Au vu de la bande-annonce et du pedigree de Nora Twomey (co-réalisatrice de Brendan Et Le Secret De Kells) qui suffit à mesurer son talent, avait-on besoin de cette preview pour se convaincre que The Breadwinner allait être un film formidable ? Pas vraiment mais ce Work in Progress n’en est pas moins une délectable piqure de rappel.

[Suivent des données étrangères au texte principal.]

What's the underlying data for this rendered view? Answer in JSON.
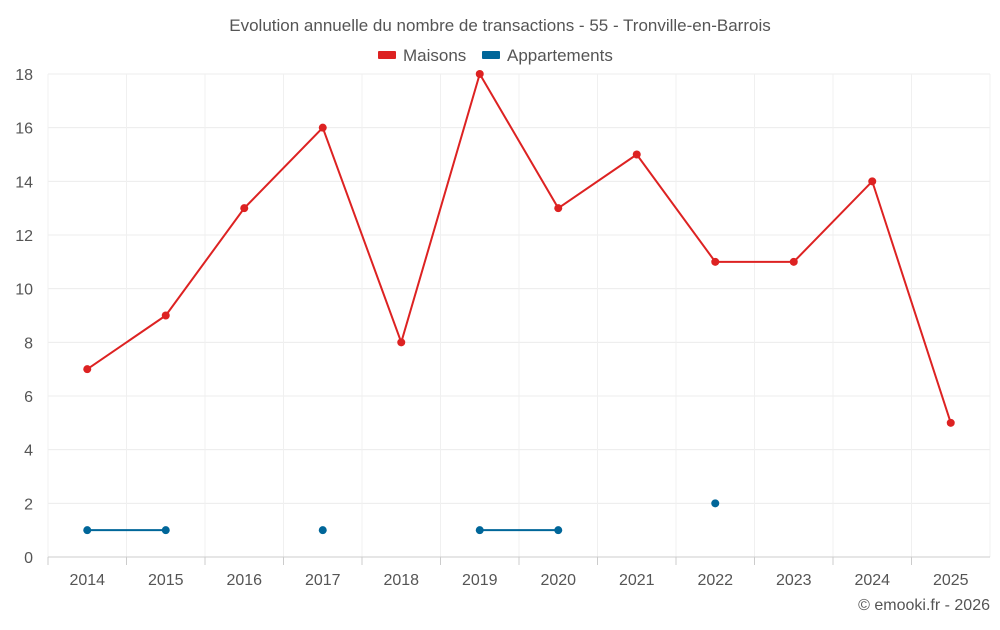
{
  "chart_data": {
    "type": "line",
    "title": "Evolution annuelle du nombre de transactions - 55 - Tronville-en-Barrois",
    "categories": [
      "2014",
      "2015",
      "2016",
      "2017",
      "2018",
      "2019",
      "2020",
      "2021",
      "2022",
      "2023",
      "2024",
      "2025"
    ],
    "series": [
      {
        "name": "Maisons",
        "color": "#dd2222",
        "values": [
          7,
          9,
          13,
          16,
          8,
          18,
          13,
          15,
          11,
          11,
          14,
          5
        ]
      },
      {
        "name": "Appartements",
        "color": "#006699",
        "values": [
          1,
          1,
          null,
          1,
          null,
          1,
          1,
          null,
          2,
          null,
          null,
          null
        ]
      }
    ],
    "yticks": [
      "0",
      "2",
      "4",
      "6",
      "8",
      "10",
      "12",
      "14",
      "16",
      "18"
    ],
    "ylim": [
      0,
      18
    ],
    "xlabel": "",
    "ylabel": "",
    "grid": true,
    "legend": "top-center",
    "credit": "© emooki.fr - 2026"
  }
}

En premier lieu, le producteur Anthony Leo partagea avec nous l’amour immédiat qu’il avait éprouvé pour le livre de Deborah Ellis lors de sa découverte et son désir de le porter à l’écran. Il rappela aussi l’hésitation quant au format à adopter. C’est ainsi un film live dans la lignée des Cerfs-volants de Kaboul de Marc Forster qui fut un temps envisagé. Cependant, ce choix conjugué au sujet – l’Afghanistan du début des années 2000 – n’était pas très vendeur. Il faudrait un montage financier complexe et le soutien de personnes influentes telles qu’Angelina Jolie (créditée comme productrice exécutive) pour que le projet se monte. Par ailleurs, Anthony Leo pensait que cette orientation ne rendrait pas le film suffisamment accessible aux enfants alors que le film leur était également destiné. C’est avec en tête la réussite du chef d’œuvre Persépolis que le choix de l’animation fut finalement retenu. La réalisatrice Nora Twomey précisa que cette direction n’avait évidemment pas pour seul but de mêler un jeune public à des spectateurs plus âgés mais aussi de donner de la profondeur à l’histoire.
En ce sens, son intention trouve une certaine résonnance avec Dans Un Recoin De Ce Monde de Sunao Katabuchi projeté cette année au festival. L’un comme l’autre ont l’ambition de dépeindre un contexte historique et culturel spécifique dont ils souhaitent offrir une rigoureuse représentation. Cependant le traitement se veut également universel dans la représentation de la famille (les petits gestes du quotidien qui parlent à tout le monde comme les repas), la condition de la femme (l’héroïne doit se déguiser en homme afin de pouvoir travailler) et le partage de l’univers imaginaire de sa jeune héroïne. Twomey mit ainsi en exergue le caractère naturaliste qu’elle voulut donner à l’animation, notamment par un travail approfondi sur les prises de référence. Il en va de même du choix d’un casting d’origine afghane qui apporte une authenticité notable.
Le directeur artistique Ciaran Duffy (Le Chant De La Mer) profita de cette remarque pour présenter plusieurs artworks qu’il considère aujourd’hui comme des erreurs de parcours. Ceux-ci donnaient en effet une représentation « arty » de Kaboul avec des architectures volontairement exagérées et des jeux de couleurs détaillés. Ce sont autant d’éléments qui ont été éliminés pour revenir à un sentiment d’authenticité. Se préservant de verser dans le photoréalisme, il souhaitait que les décors dégagent un aspect dur et cru en accord avec la direction voulue par Twomey. Un choix d’autant plus logique qu’il permet de trancher le monde dit « réel » et le monde de l’imaginaire qui prend bien sûr une direction inverse. Au contraire, ces passages passeront à un esthétisme extravagant en forme de papier découpé et aux couleurs bien plus prononcées. Ce contraste promet d’être autrement plus saisissant que si le film avait été tourné en prises de vue réelles.
En fin de post-production et devant sortir pendant le dernier trimestre 2017, The Breadwinner pourrait-il donc être un des chocs de l’année, une expérience aussi forte que celle de Dans Un Recoin De Ce Monde ? C’est en tout cas tout le mal qu’on lui souhaite.